| Safe Haskell | None |
|---|---|
| Language | GHC2021 |
Ecluse.Pilot.Osv.Retry
Description
Backoff for Pilot's periodic osv.dev fetch.
Pilot pulls the npm advisory export from osv.dev on a schedule. When that upstream
is unreachable, throttling us, or returning 5xx, a naive retry-immediately loop
would hammer it from a single egress (NAT) address and invite an aggressive
rate-limit or an outright ban. So a transient fetch failure is retried under a
truncated exponential backoff with full jitter: each wait grows exponentially
from a base delay, is capped so it cannot run away (the "truncated" part), is
randomised across the interval [0, cap] so many Pilots do not resynchronise onto
the upstream at once, and the number of retries is bounded so the loop always
terminates and hands control back to the outer sync-interval loop rather than
spinning.
Only transient faults are retried: connection failures, timeouts, and 5xx (plus the throttling 408 and 429) responses. A clean 4xx is a permanent client-side error and a corrupt archive is a parse fault; retrying neither helps, so both fail fast.
Synopsis
- defaultOsvRetryPolicy :: forall (m :: Type -> Type). MonadIO m => RetryPolicyM m
- isRetryableHttpException :: HttpException -> Bool
- isRetryableStatusCode :: Int -> Bool
- withOsvRetry :: (MonadMask m, KatipContext m) => RetryPolicyM m -> m a -> m a
- transientMessage :: RetryStatus -> HttpException -> String
Policy
defaultOsvRetryPolicy :: forall (m :: Type -> Type). MonadIO m => RetryPolicyM m Source #
The shipped osv.dev fetch backoff: full-jitter exponential backoff, capped per
attempt and bounded in count. The knobs (microseconds, the unit Control.Retry
speaks) are a 1s base doubling to a 60s ceiling, over five retries (at most six
attempts). limitRetries supplies the stop, the policy monoid short-circuits to
Nothing once the budget is spent, so the loop is finite and the worst case adds
under two minutes of waiting before the fetch gives up to the outer sync loop.
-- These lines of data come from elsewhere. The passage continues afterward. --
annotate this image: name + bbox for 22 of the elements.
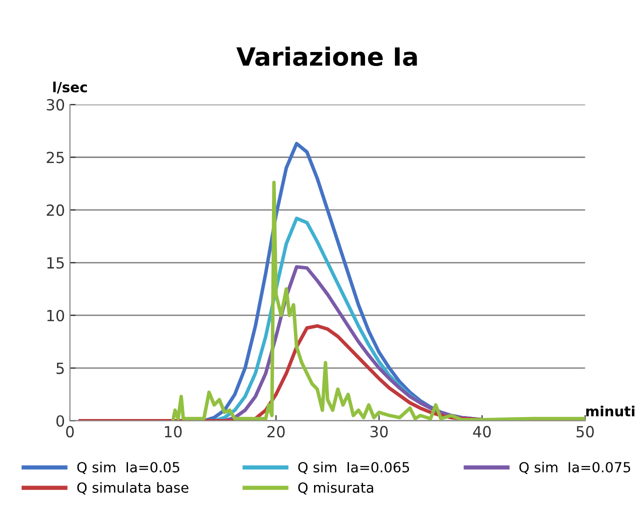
x-tick-label: 50 bbox=[576, 426, 594, 438]
x-tick-label: 10 bbox=[164, 426, 182, 438]
y-tick-label: 5 bbox=[56, 362, 64, 374]
line-series bbox=[171, 180, 586, 421]
y-tick-label: 15 bbox=[47, 257, 64, 269]
x-tick-label: 20 bbox=[267, 426, 285, 438]
y-tick-label: 30 bbox=[46, 99, 64, 111]
y-tick-label: 10 bbox=[47, 310, 64, 322]
y-tick-label: 25 bbox=[46, 152, 64, 164]
x-tick-label: 0 bbox=[66, 426, 74, 438]
y-tick-label: 0 bbox=[56, 415, 64, 427]
x-axis-title: minuti bbox=[586, 406, 634, 416]
y-tick-label: 20 bbox=[46, 204, 64, 216]
y-axis-title: l/sec bbox=[53, 82, 87, 94]
legend-label: Q misurata bbox=[298, 482, 374, 494]
legend-label: Q sim Ia=0.05 bbox=[77, 462, 180, 474]
legend-label: Q sim Ia=0.075 bbox=[519, 462, 630, 474]
legend-label: Q simulata base bbox=[77, 482, 188, 494]
legend-label: Q sim Ia=0.065 bbox=[298, 462, 410, 474]
chart-title: Variazione Ia bbox=[236, 46, 417, 66]
x-tick-label: 40 bbox=[473, 426, 491, 438]
x-tick-label: 30 bbox=[370, 426, 388, 438]
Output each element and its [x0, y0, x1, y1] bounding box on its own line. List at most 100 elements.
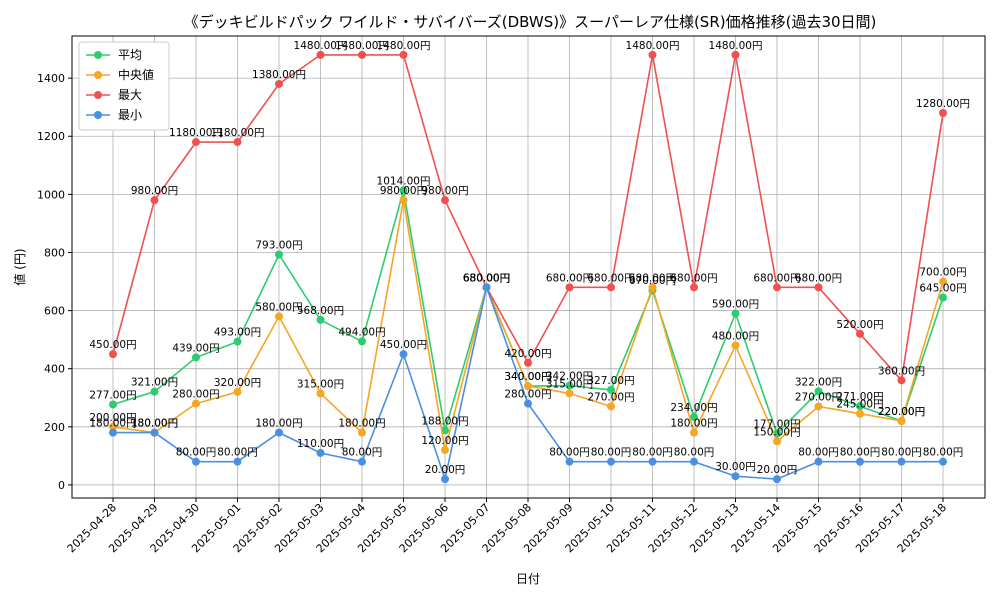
data-label: 20.00円: [757, 464, 798, 476]
data-point: [731, 341, 740, 350]
data-label: 1380.00円: [252, 69, 306, 81]
data-point: [233, 138, 242, 147]
data-label: 342.00円: [546, 371, 593, 383]
data-point: [773, 437, 781, 446]
data-point: [109, 350, 117, 359]
y-tick-label: 1400: [37, 72, 65, 85]
data-point: [814, 283, 823, 292]
data-label: 180.00円: [131, 418, 178, 430]
data-point: [192, 138, 200, 147]
data-point: [358, 337, 366, 346]
data-point: [565, 283, 574, 292]
legend-marker: [94, 71, 102, 79]
data-point: [399, 350, 408, 359]
data-point: [814, 387, 823, 396]
data-point: [856, 457, 864, 466]
data-label: 270.00円: [587, 391, 634, 403]
data-label: 680.00円: [463, 272, 510, 284]
data-label: 271.00円: [836, 391, 883, 403]
data-label: 680.00円: [546, 272, 593, 284]
data-label: 980.00円: [380, 185, 427, 197]
data-label: 680.00円: [463, 272, 510, 284]
y-tick-label: 1200: [37, 130, 65, 143]
data-point: [358, 50, 366, 59]
plot-area: [72, 36, 985, 498]
data-label: 980.00円: [131, 185, 178, 197]
data-label: 1480.00円: [294, 40, 348, 52]
data-label: 327.00円: [587, 375, 634, 387]
legend-box: [78, 41, 170, 131]
data-label: 270.00円: [795, 391, 842, 403]
data-label: 680.00円: [795, 272, 842, 284]
data-point: [939, 109, 947, 117]
data-label: 80.00円: [342, 447, 383, 459]
data-label: 20.00円: [425, 464, 466, 476]
data-point: [482, 283, 491, 292]
data-label: 1480.00円: [377, 40, 431, 52]
data-label: 494.00円: [338, 326, 385, 338]
data-point: [275, 250, 283, 259]
data-label: 180.00円: [338, 418, 385, 430]
data-label: 245.00円: [836, 399, 883, 411]
data-label: 280.00円: [504, 389, 551, 401]
data-point: [399, 196, 408, 205]
data-label: 315.00円: [297, 378, 344, 390]
data-label: 80.00円: [176, 447, 217, 459]
data-point: [897, 376, 906, 385]
data-label: 80.00円: [674, 447, 715, 459]
data-label: 645.00円: [919, 283, 966, 295]
data-label: 180.00円: [255, 418, 302, 430]
data-label: 340.00円: [504, 371, 551, 383]
data-point: [399, 186, 408, 195]
data-point: [814, 402, 823, 411]
data-point: [441, 475, 449, 484]
data-point: [109, 422, 117, 431]
data-label: 420.00円: [504, 348, 551, 360]
data-label: 680.00円: [463, 272, 510, 284]
data-label: 700.00円: [919, 267, 966, 279]
data-label: 450.00円: [380, 339, 427, 351]
data-point: [814, 457, 823, 466]
data-label: 520.00円: [836, 319, 883, 331]
data-label: 177.00円: [753, 418, 800, 430]
data-point: [607, 457, 615, 466]
data-label: 680.00円: [587, 272, 634, 284]
data-point: [648, 457, 657, 466]
y-tick-label: 800: [44, 246, 65, 259]
data-point: [690, 457, 698, 466]
data-point: [524, 382, 532, 391]
data-label: 220.00円: [878, 406, 925, 418]
data-label: 80.00円: [217, 447, 258, 459]
data-point: [275, 312, 283, 321]
data-point: [648, 50, 657, 59]
data-label: 80.00円: [881, 447, 922, 459]
legend-label: 平均: [118, 48, 142, 62]
data-label: 480.00円: [712, 330, 759, 342]
data-label: 680.00円: [629, 272, 676, 284]
data-label: 1180.00円: [169, 127, 223, 139]
data-label: 315.00円: [546, 378, 593, 390]
data-label: 493.00円: [214, 327, 261, 339]
data-point: [441, 426, 449, 435]
data-point: [648, 283, 657, 292]
data-point: [897, 417, 906, 425]
data-point: [565, 457, 574, 466]
data-point: [233, 387, 242, 396]
data-label: 110.00円: [297, 438, 344, 450]
data-point: [897, 457, 906, 466]
data-label: 793.00円: [255, 240, 302, 252]
data-label: 590.00円: [712, 298, 759, 310]
data-point: [109, 428, 117, 437]
data-point: [316, 448, 325, 457]
data-point: [524, 358, 532, 367]
legend-label: 中央値: [118, 67, 154, 82]
data-point: [773, 475, 781, 484]
data-label: 277.00円: [89, 389, 136, 401]
legend-label: 最大: [118, 88, 142, 102]
data-point: [399, 50, 408, 59]
data-label: 568.00円: [297, 305, 344, 317]
data-label: 80.00円: [591, 447, 632, 459]
data-label: 450.00円: [89, 339, 136, 351]
data-point: [690, 428, 698, 437]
Inspect the schedule without sleeping using simulatePolicy.
Classifying a fetch failure
isRetryableHttpException :: HttpException -> Bool Source #
Should a fetch that threw this HttpException be retried? Connection failures
and timeouts are transient by nature; a status-code rejection defers to
isRetryableStatusCode; a malformed URL is a configuration fault no retry can
mend. Anything not positively known to be transient is treated as permanent, so
Pilot fails fast rather than hammering the upstream on a guess.
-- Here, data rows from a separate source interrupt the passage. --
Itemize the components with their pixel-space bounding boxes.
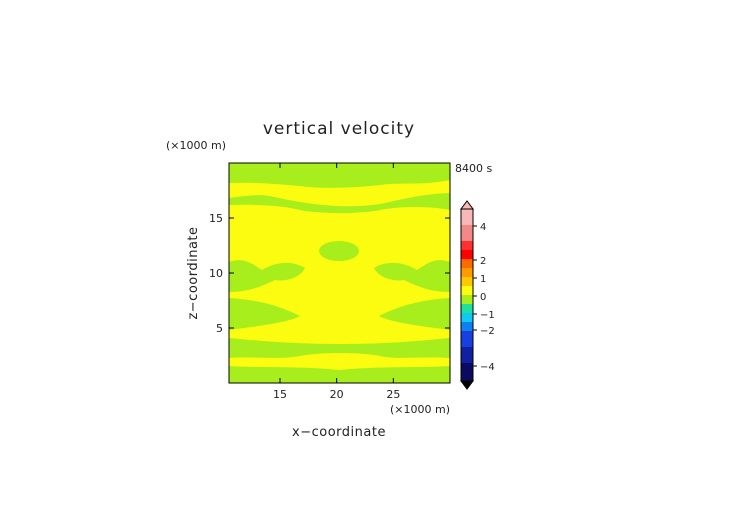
colorbar-yellow (461, 286, 473, 295)
contour-band-upper-arc (229, 193, 450, 213)
colorbar-ticks: 4 2 1 0 −1 −2 −4 (473, 222, 495, 373)
colorbar-green (461, 295, 473, 304)
time-label: 8400 s (455, 162, 492, 175)
colorbar-frame (460, 208, 474, 382)
colorbar-tick-label: 4 (480, 222, 486, 233)
y-tick-label: 10 (209, 267, 223, 280)
colorbar-tick-label: 0 (480, 292, 486, 303)
colorbar-orange-red (461, 259, 473, 268)
x-tick-label: 15 (273, 388, 287, 401)
chart-title: vertical velocity (263, 119, 415, 139)
colorbar-navy (461, 347, 473, 363)
contour-right-lower (379, 298, 450, 330)
colorbar-red-light (461, 241, 473, 250)
y-unit-label: (×1000 m) (166, 139, 226, 152)
colorbar-tick-label: −4 (480, 362, 495, 373)
contour-band-top (229, 163, 450, 188)
colorbar-teal (461, 304, 473, 313)
x-tick-label: 25 (386, 388, 400, 401)
x-unit-label: (×1000 m) (390, 403, 450, 416)
colorbar-tick-label: 1 (480, 274, 486, 285)
y-axis-ticks: 5 10 15 (209, 212, 450, 335)
colorbar-tick-label: −1 (480, 310, 495, 321)
plot-area: 15 20 25 5 10 15 (209, 162, 451, 401)
colorbar: 4 2 1 0 −1 −2 −4 (460, 200, 495, 390)
colorbar-blue (461, 331, 473, 347)
colorbar-amber (461, 277, 473, 286)
colorbar-extend-top (460, 200, 474, 210)
colorbar-cyan (461, 313, 473, 322)
colorbar-orange (461, 268, 473, 277)
colorbar-extend-bottom (460, 380, 474, 390)
contour-right-mid (374, 260, 450, 292)
x-axis-title: x−coordinate (292, 425, 386, 440)
colorbar-tick-label: −2 (480, 326, 495, 337)
colorbar-dark-navy (461, 363, 473, 381)
contour-left-mid (229, 260, 305, 292)
y-tick-label: 5 (216, 322, 223, 335)
x-axis-ticks: 15 20 25 (273, 163, 400, 401)
y-axis-title: z−coordinate (186, 226, 201, 319)
contour-blob-center (319, 241, 359, 261)
contour-base (229, 366, 450, 383)
x-tick-label: 20 (330, 388, 344, 401)
contour-left-lower (229, 298, 300, 330)
colorbar-tick-label: 2 (480, 256, 486, 267)
contour-band-bottom (229, 338, 450, 358)
colorbar-salmon (461, 225, 473, 241)
y-tick-label: 15 (209, 212, 223, 225)
colorbar-sky (461, 322, 473, 331)
colorbar-red (461, 250, 473, 259)
colorbar-pink (461, 209, 473, 225)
isRetryableStatusCode :: Int -> Bool Source #
Is this HTTP status worth retrying? A 5xx is a server-side fault that may clear, and 408 (request timeout) and 429 (too many requests) are explicit "back off and come back" signals. Every other code, in particular a 4xx that is not 408/429, is a permanent client-side error a retry cannot fix.
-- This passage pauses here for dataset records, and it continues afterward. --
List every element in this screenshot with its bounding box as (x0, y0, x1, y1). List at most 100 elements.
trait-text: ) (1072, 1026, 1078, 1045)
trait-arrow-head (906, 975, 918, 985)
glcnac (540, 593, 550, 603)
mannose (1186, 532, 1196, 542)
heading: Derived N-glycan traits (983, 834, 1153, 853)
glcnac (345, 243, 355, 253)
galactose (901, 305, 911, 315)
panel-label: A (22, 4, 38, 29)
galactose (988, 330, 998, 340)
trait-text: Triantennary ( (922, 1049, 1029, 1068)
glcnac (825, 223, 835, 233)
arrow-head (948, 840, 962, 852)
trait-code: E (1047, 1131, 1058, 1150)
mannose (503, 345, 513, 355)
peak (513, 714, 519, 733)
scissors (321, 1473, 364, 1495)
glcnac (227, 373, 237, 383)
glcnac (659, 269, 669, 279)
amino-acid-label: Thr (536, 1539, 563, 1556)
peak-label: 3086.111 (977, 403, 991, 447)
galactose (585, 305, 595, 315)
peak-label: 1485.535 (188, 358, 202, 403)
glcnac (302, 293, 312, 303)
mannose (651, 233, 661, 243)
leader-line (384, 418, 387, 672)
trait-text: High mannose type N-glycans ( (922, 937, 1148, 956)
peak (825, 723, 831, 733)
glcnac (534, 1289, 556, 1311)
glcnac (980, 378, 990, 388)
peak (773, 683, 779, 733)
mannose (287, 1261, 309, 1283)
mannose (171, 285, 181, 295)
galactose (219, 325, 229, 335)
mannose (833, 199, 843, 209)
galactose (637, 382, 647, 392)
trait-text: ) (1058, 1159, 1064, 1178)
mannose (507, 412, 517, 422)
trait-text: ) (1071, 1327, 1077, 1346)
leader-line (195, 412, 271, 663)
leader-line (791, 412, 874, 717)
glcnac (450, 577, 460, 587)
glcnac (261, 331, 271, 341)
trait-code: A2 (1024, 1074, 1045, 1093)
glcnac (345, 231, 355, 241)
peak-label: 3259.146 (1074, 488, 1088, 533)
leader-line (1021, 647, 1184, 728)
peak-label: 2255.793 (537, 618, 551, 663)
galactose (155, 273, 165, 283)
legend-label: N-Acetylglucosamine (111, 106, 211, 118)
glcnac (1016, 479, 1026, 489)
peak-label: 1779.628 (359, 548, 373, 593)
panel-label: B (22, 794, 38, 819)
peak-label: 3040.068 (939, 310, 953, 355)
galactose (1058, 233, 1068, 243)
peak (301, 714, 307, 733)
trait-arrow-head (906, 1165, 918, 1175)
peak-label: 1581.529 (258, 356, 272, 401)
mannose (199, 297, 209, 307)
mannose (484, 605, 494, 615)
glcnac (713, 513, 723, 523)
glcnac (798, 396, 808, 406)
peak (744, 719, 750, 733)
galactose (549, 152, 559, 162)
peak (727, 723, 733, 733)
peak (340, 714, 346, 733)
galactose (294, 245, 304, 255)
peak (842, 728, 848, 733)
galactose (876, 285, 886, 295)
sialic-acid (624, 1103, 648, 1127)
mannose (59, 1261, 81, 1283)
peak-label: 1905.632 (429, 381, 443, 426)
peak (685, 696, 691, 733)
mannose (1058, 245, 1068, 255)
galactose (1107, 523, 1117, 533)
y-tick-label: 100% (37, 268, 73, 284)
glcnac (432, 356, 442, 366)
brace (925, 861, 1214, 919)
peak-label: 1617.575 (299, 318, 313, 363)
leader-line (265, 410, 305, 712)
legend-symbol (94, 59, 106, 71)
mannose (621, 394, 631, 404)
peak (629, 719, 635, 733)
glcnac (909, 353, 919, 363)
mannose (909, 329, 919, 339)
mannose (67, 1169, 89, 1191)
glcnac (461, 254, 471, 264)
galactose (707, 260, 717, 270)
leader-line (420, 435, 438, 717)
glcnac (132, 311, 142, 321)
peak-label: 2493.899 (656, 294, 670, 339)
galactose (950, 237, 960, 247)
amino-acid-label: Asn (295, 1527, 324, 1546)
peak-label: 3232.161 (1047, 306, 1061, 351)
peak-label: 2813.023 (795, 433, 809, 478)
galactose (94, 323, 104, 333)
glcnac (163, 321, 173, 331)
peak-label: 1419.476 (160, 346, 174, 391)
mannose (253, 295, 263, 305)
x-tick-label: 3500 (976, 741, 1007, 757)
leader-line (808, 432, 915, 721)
Running a fetch under the policy
withOsvRetry :: (MonadMask m, KatipContext m) => RetryPolicyM m -> m a -> m a Source #
Run an osv.dev fetch under a Control.Retry policy. A transient
HttpException (see isRetryableHttpException) is retried with backoff until it
either succeeds or the retry budget is spent; a permanent one is not retried.
recovering re-throws the original exception on exhaustion or when the handler
declines, so the caller's own handler (the export loop, which logs and then waits
the full sync interval) still sees it. A non-HttpException fault, for example a
corrupt-archive parse error, is not caught here and propagates unretried.
Log lines
transientMessage :: RetryStatus -> HttpException -> String Source #
The warning logged before a transient fetch failure is retried. Reports the
1-based attempt number (rsIterNumber counts retries from zero) and the cause, so
an operator reading the logs can watch the backoff engage. It depends only on its
arguments, so it can be exercised in isolation.